Oğlumuzun sırtını bir süre ovuşturduktan sonra, odada bir varlık hissedebiliyordum. Hala görebiliyorum. Hala hissedebiliyorum.
Odadan çıkmaya çalıştığımda çığlıklar başladı. Banyoya girmeyi başardım ve orada midemi kaplayan yere düştüm. O gün vurulmadım, ama günün geleceğinden emindim.
Daha: Sonunda mahkemeler, aile içi şiddetin fiziksel olması gerekmediğini kabul ediyor
Daha sonra, 2011'de Şükran Günü'nde, en küçüğümüz arabada nöbet geçirmeye başladığında, çocuklarımızı akşam yemeğine aileme götürüyorduk. O zaman, ailem evimizden iki milden daha az uzakta yaşıyordu, bu yüzden arabada fazla kalmadık. Ancak oğlum araba kullanırken çığlık atıyor ve kocamın koltuğunun arkasını tekmeliyor. Ayakkabıları düşene kadar tekme attı.
Kocam öfkeliydi. Düzeltmem için bana bağırıyordu, uyumunun benim hatam olduğunu söylüyordu. Ailemin garaj yolunda durduk ve çocukları arabadan çıkarmak için kapıları açtık. Oğlumun ayakkabısını aldı ve elinden geldiğince sert bir şekilde koluma vurdu.

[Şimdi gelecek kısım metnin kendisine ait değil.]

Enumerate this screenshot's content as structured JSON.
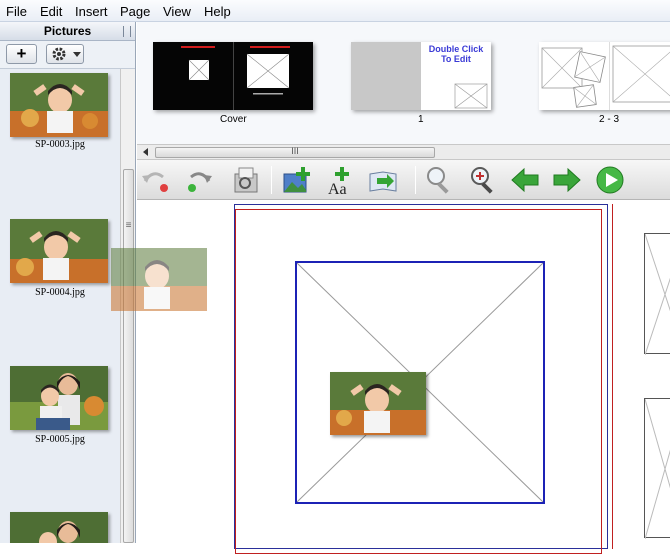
{
  "menu": [
    "File",
    "Edit",
    "Insert",
    "Page",
    "View",
    "Help"
  ],
  "sidebar": {
    "title": "Pictures",
    "add_label": "+",
    "pictures": [
      {
        "file": "SP-0003.jpg"
      },
      {
        "file": "SP-0004.jpg"
      },
      {
        "file": "SP-0005.jpg"
      },
      {
        "file": ""
      }
    ]
  },
  "strip": {
    "pages": [
      {
        "label": "Cover"
      },
      {
        "label": "1",
        "hint": "Double Click\nTo Edit"
      },
      {
        "label": "2 - 3"
      }
    ]
  },
  "hscroll_grip": "III",
  "vscroll_grip": "≡",
  "toolbar_tools": [
    "undo-icon",
    "redo-icon",
    "print-preview-icon",
    "add-picture-icon",
    "add-text-icon",
    "export-icon",
    "zoom-out-icon",
    "zoom-in-icon",
    "previous-page-icon",
    "next-page-icon",
    "play-icon"
  ],
  "colors": {
    "accent_blue": "#1c22b5",
    "bleed_red": "#c02020",
    "arrow_green": "#3aa53a"
  }
}
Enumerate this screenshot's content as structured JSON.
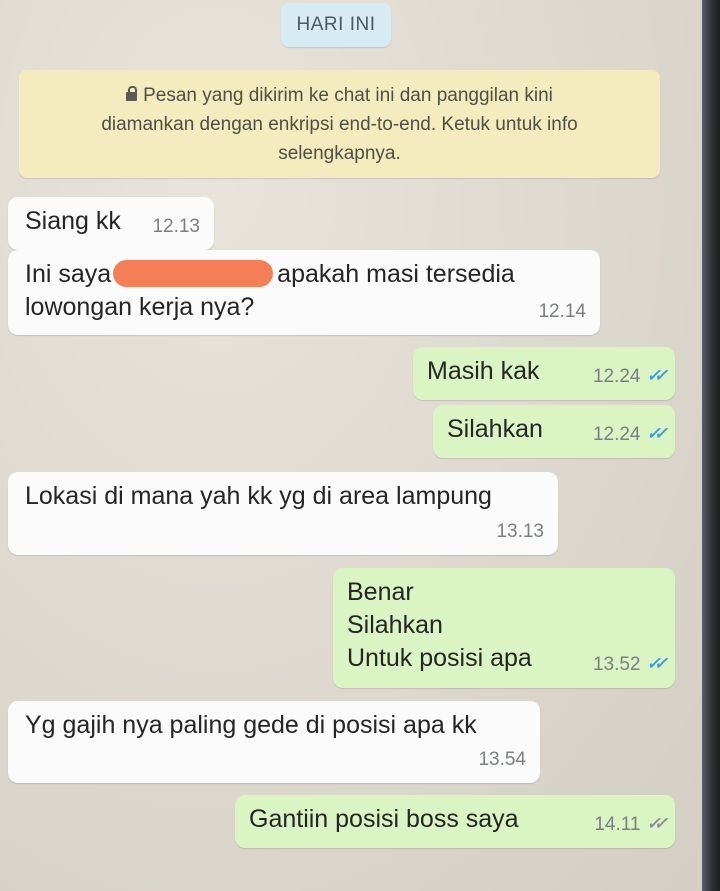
{
  "chat": {
    "date_chip": "HARI INI",
    "encryption_notice": {
      "lines": [
        "Pesan yang dikirim ke chat ini dan panggilan kini",
        "diamankan dengan enkripsi end-to-end. Ketuk untuk info",
        "selengkapnya."
      ]
    },
    "messages": [
      {
        "direction": "incoming",
        "text": "Siang kk",
        "time": "12.13"
      },
      {
        "direction": "incoming",
        "lines": [
          "Ini saya",
          "apakah masi tersedia",
          "lowongan kerja nya?"
        ],
        "time": "12.14",
        "redacted_name": true
      },
      {
        "direction": "outgoing",
        "text": "Masih kak",
        "time": "12.24",
        "status": "read"
      },
      {
        "direction": "outgoing",
        "text": "Silahkan",
        "time": "12.24",
        "status": "read"
      },
      {
        "direction": "incoming",
        "text": "Lokasi di mana yah kk yg di area lampung",
        "time": "13.13"
      },
      {
        "direction": "outgoing",
        "lines": [
          "Benar",
          "Silahkan",
          "Untuk posisi apa"
        ],
        "time": "13.52",
        "status": "read"
      },
      {
        "direction": "incoming",
        "text": "Yg gajih nya paling gede di posisi apa kk",
        "time": "13.54"
      },
      {
        "direction": "outgoing",
        "text": "Gantiin posisi boss saya",
        "time": "14.11",
        "status": "delivered"
      }
    ]
  },
  "colors": {
    "incoming_bubble": "#fbfbfb",
    "outgoing_bubble": "#dbf4c4",
    "notice_bg": "#f4ecbf",
    "date_chip_bg": "#d6ecf2",
    "read_ticks": "#3f9fd6",
    "redaction": "#f47e55"
  },
  "icons": {
    "lock": "lock-icon",
    "read_receipt": "double-check-icon"
  }
}
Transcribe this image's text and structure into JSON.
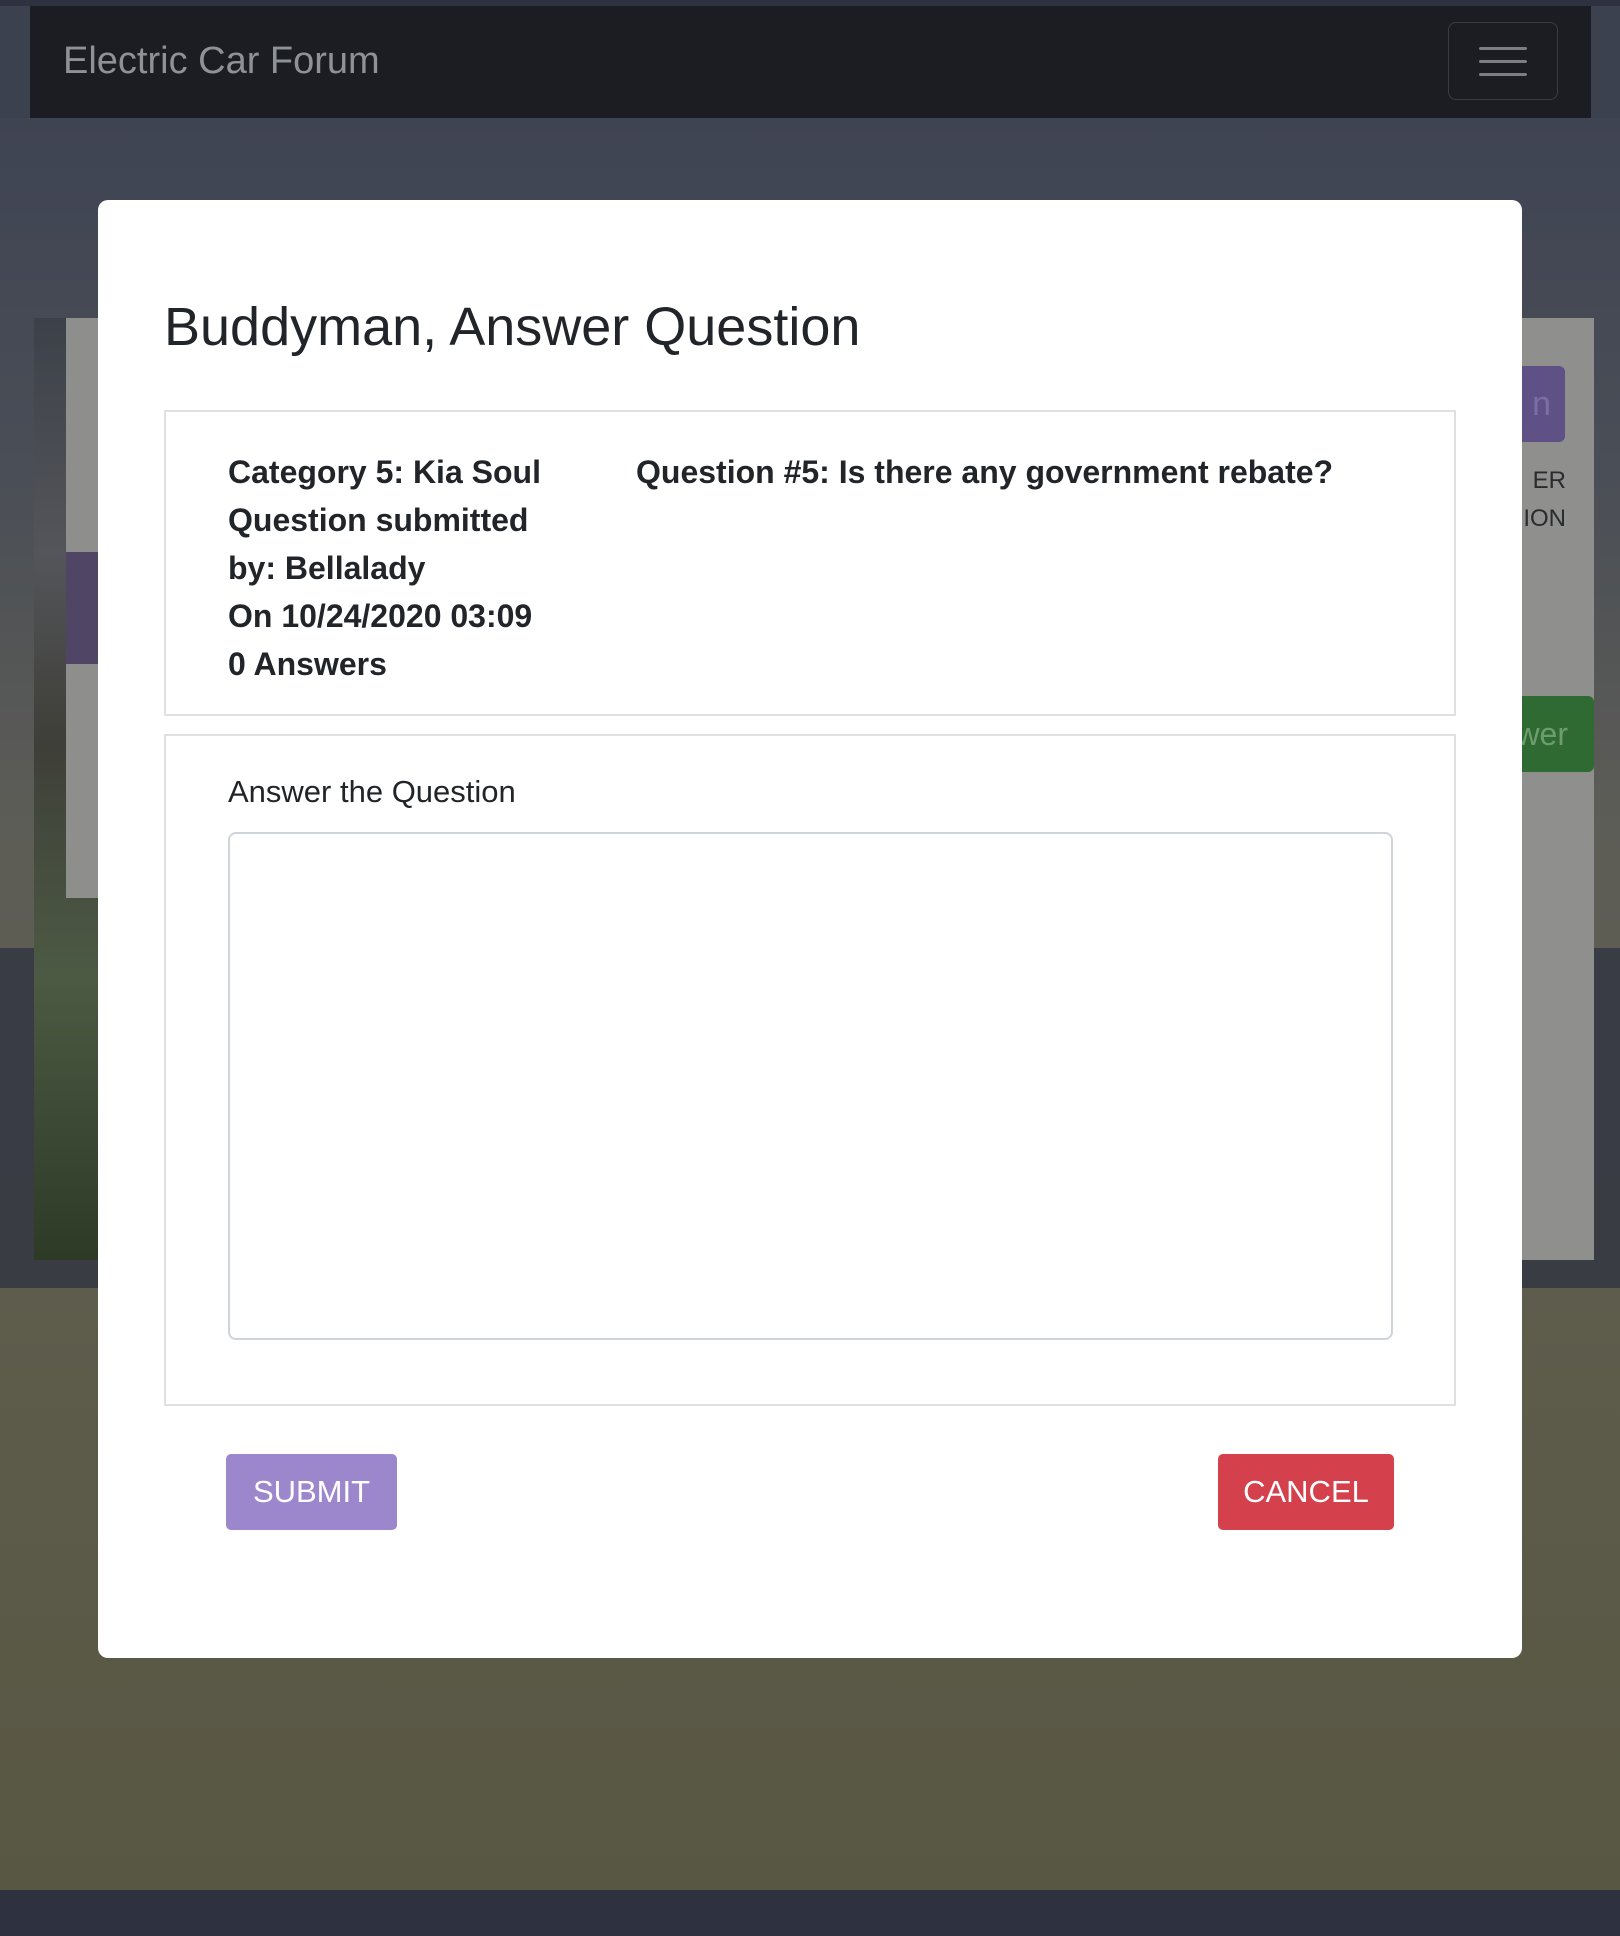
{
  "navbar": {
    "brand": "Electric Car Forum",
    "menu_icon": "hamburger-menu-icon"
  },
  "background": {
    "side_button_fragment": "n",
    "side_text_line1": "ER",
    "side_text_line2": "ION",
    "green_button_fragment": "wer"
  },
  "modal": {
    "title": "Buddyman, Answer Question",
    "info": {
      "category": "Category 5: Kia Soul",
      "submitted_line1": "Question submitted",
      "submitted_line2": "by: Bellalady",
      "date": "On 10/24/2020 03:09",
      "answers_count": "0 Answers",
      "question": "Question #5: Is there any government rebate?"
    },
    "answer": {
      "label": "Answer the Question",
      "value": "",
      "placeholder": ""
    },
    "submit_label": "SUBMIT",
    "cancel_label": "CANCEL"
  },
  "colors": {
    "submit": "#9c87cc",
    "cancel": "#d4414c",
    "navbar": "#1b1d22"
  }
}
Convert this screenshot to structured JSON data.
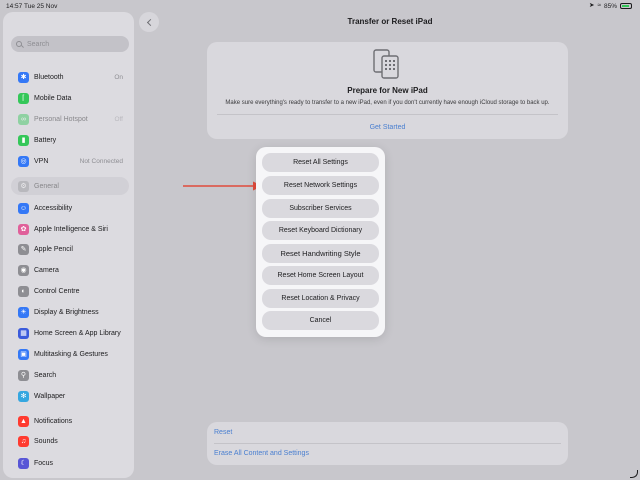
{
  "statusbar": {
    "time": "14:57",
    "date": "Tue 25 Nov",
    "battery": "85%",
    "icons": [
      "location-icon",
      "wifi-icon",
      "battery-icon"
    ]
  },
  "sidebar": {
    "search_placeholder": "Search",
    "items": [
      {
        "label": "Bluetooth",
        "value": "On",
        "icon": "bluetooth-icon",
        "color": "#3478f6"
      },
      {
        "label": "Mobile Data",
        "value": "",
        "icon": "antenna-icon",
        "color": "#34c759"
      },
      {
        "label": "Personal Hotspot",
        "value": "Off",
        "icon": "hotspot-icon",
        "color": "#34c759"
      },
      {
        "label": "Battery",
        "value": "",
        "icon": "battery-icon",
        "color": "#34c759"
      },
      {
        "label": "VPN",
        "value": "Not Connected",
        "icon": "globe-icon",
        "color": "#3478f6"
      },
      {
        "label": "General",
        "value": "",
        "icon": "gear-icon",
        "color": "#8e8e93"
      },
      {
        "label": "Accessibility",
        "value": "",
        "icon": "accessibility-icon",
        "color": "#3478f6"
      },
      {
        "label": "Apple Intelligence & Siri",
        "value": "",
        "icon": "siri-icon",
        "color": "#e0609a"
      },
      {
        "label": "Apple Pencil",
        "value": "",
        "icon": "pencil-icon",
        "color": "#8e8e93"
      },
      {
        "label": "Camera",
        "value": "",
        "icon": "camera-icon",
        "color": "#8e8e93"
      },
      {
        "label": "Control Centre",
        "value": "",
        "icon": "toggles-icon",
        "color": "#8e8e93"
      },
      {
        "label": "Display & Brightness",
        "value": "",
        "icon": "sun-icon",
        "color": "#3478f6"
      },
      {
        "label": "Home Screen & App Library",
        "value": "",
        "icon": "grid-icon",
        "color": "#3b5bdb"
      },
      {
        "label": "Multitasking & Gestures",
        "value": "",
        "icon": "windows-icon",
        "color": "#3478f6"
      },
      {
        "label": "Search",
        "value": "",
        "icon": "search-icon",
        "color": "#8e8e93"
      },
      {
        "label": "Wallpaper",
        "value": "",
        "icon": "flower-icon",
        "color": "#35a7e0"
      },
      {
        "label": "Notifications",
        "value": "",
        "icon": "bell-icon",
        "color": "#ff3b30"
      },
      {
        "label": "Sounds",
        "value": "",
        "icon": "speaker-icon",
        "color": "#ff3b30"
      },
      {
        "label": "Focus",
        "value": "",
        "icon": "moon-icon",
        "color": "#5856d6"
      }
    ]
  },
  "header": {
    "title": "Transfer or Reset iPad"
  },
  "prepare": {
    "title": "Prepare for New iPad",
    "description": "Make sure everything's ready to transfer to a new iPad, even if you don't currently have enough iCloud storage to back up.",
    "action": "Get Started"
  },
  "menu": {
    "items": [
      "Reset All Settings",
      "Reset Network Settings",
      "Subscriber Services",
      "Reset Keyboard Dictionary",
      "Reset Handwriting Style",
      "Reset Home Screen Layout",
      "Reset Location & Privacy",
      "Cancel"
    ]
  },
  "reset_section": {
    "reset": "Reset",
    "erase": "Erase All Content and Settings"
  },
  "colors": {
    "accent": "#4a7fd0",
    "arrow": "#e04b3c"
  }
}
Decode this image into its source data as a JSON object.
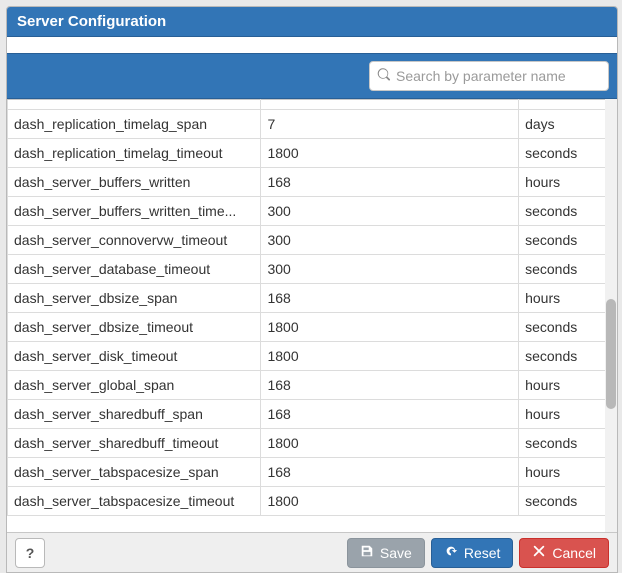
{
  "header": {
    "title": "Server Configuration"
  },
  "search": {
    "placeholder": "Search by parameter name",
    "value": ""
  },
  "table": {
    "truncated_top_name": "______________________________",
    "rows": [
      {
        "name": "dash_replication_timelag_span",
        "value": "7",
        "unit": "days"
      },
      {
        "name": "dash_replication_timelag_timeout",
        "value": "1800",
        "unit": "seconds"
      },
      {
        "name": "dash_server_buffers_written",
        "value": "168",
        "unit": "hours"
      },
      {
        "name": "dash_server_buffers_written_time...",
        "value": "300",
        "unit": "seconds"
      },
      {
        "name": "dash_server_connovervw_timeout",
        "value": "300",
        "unit": "seconds"
      },
      {
        "name": "dash_server_database_timeout",
        "value": "300",
        "unit": "seconds"
      },
      {
        "name": "dash_server_dbsize_span",
        "value": "168",
        "unit": "hours"
      },
      {
        "name": "dash_server_dbsize_timeout",
        "value": "1800",
        "unit": "seconds"
      },
      {
        "name": "dash_server_disk_timeout",
        "value": "1800",
        "unit": "seconds"
      },
      {
        "name": "dash_server_global_span",
        "value": "168",
        "unit": "hours"
      },
      {
        "name": "dash_server_sharedbuff_span",
        "value": "168",
        "unit": "hours"
      },
      {
        "name": "dash_server_sharedbuff_timeout",
        "value": "1800",
        "unit": "seconds"
      },
      {
        "name": "dash_server_tabspacesize_span",
        "value": "168",
        "unit": "hours"
      },
      {
        "name": "dash_server_tabspacesize_timeout",
        "value": "1800",
        "unit": "seconds"
      }
    ]
  },
  "footer": {
    "help": "?",
    "save": "Save",
    "reset": "Reset",
    "cancel": "Cancel"
  }
}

“Bunu bana yapamazsın” çizgisinde bir şeyler söylemeyi başardım. Sonra dondum. Acıttı - çok acıttı.
Ailemin evine girdik ve kolum kıpkırmızıydı ve yanıyordu. Ablam bizim bir tavrımız olduğu hakkında yorum yaptı. Şoktaydım. Az önce olanları anlayamadım ve ne yapacağım hakkında hiçbir fikrim yoktu. Yaklaşık bir saat boyunca kolumu zar zor hareket ettirebildik, mümkün olduğunca normal davranmaya çalışarak Şükran Günü'ne devam ettik.
Tam o anda konuşmalıydım, ama yapmadım.
Sonraki günlerde aramızda çok az kelime konuşuldu. Asla özür dilemedi; hiç değinmedi. biz geçmiştik evlilik geçmişte danışmanlık Evlilik danışmanlığının bir şaka olduğuna inanıyordu: Onun hakkında aslında kötü olduğuna inanmadığı tüm kötü şeyleri anlatmamın tam zamanıydı, bu yüzden sonunda gitmeyi bıraktı.
Keşke bıraksaydım ama gitmedim.
Onunla 17 yaşındayken tanıştım ve bu kişiyle yetişkin oldum. O zaman, davranışları için mazeret dışında hiçbir şeyim yoktu. Belki bir orta yaş krizi ya da işte zor bir zaman olduğunu düşünmeye devam ettim. Aklım onu uzaklaştırmaya çalıştı ama yine de oradaydı. Onun etrafında olma şeklimi değiştirdi. Her şeyi değiştirdi.
Şimdi, işin içinde fazladan bir korku unsuru vardı. Aileme söylemedim, ne yapacağımı bilemedim. Bu başkalarının başına gelen bir şey ve birden benim başıma geldi.
Evliliğimizin o son yılında sadece iki fiziksel taciz vakası yaşadık, ama iki tane çok fazlaydı. İkinci örnek sadece birkaç ay sonra gerçekleşti. Polisi aramadım. Kilise evlilik danışmanlarımızı aradım. Kocam yüz yüze geldi ve neler olduğunu anlamaya çalışırken yoğun bir danışmanlıktan geçtim. Evlilik danışmanım ona bir ültimatom verip çıkmamı söyledi.
Ama dayanmaya devam ettim. bırakamadım. Daha fazla yoğunlaşırsa kalamayacağımı biliyordum. Aklımda sınırlar oluşturuyordum - oraya varmak biraz zaman aldı. Boşanma davası açarsam insanların benim hakkımda ne düşüneceğini kafamda hayal edemiyordum. Algı hakkında düşündüğümü söylemekten nefret ediyorum ama düşündüm.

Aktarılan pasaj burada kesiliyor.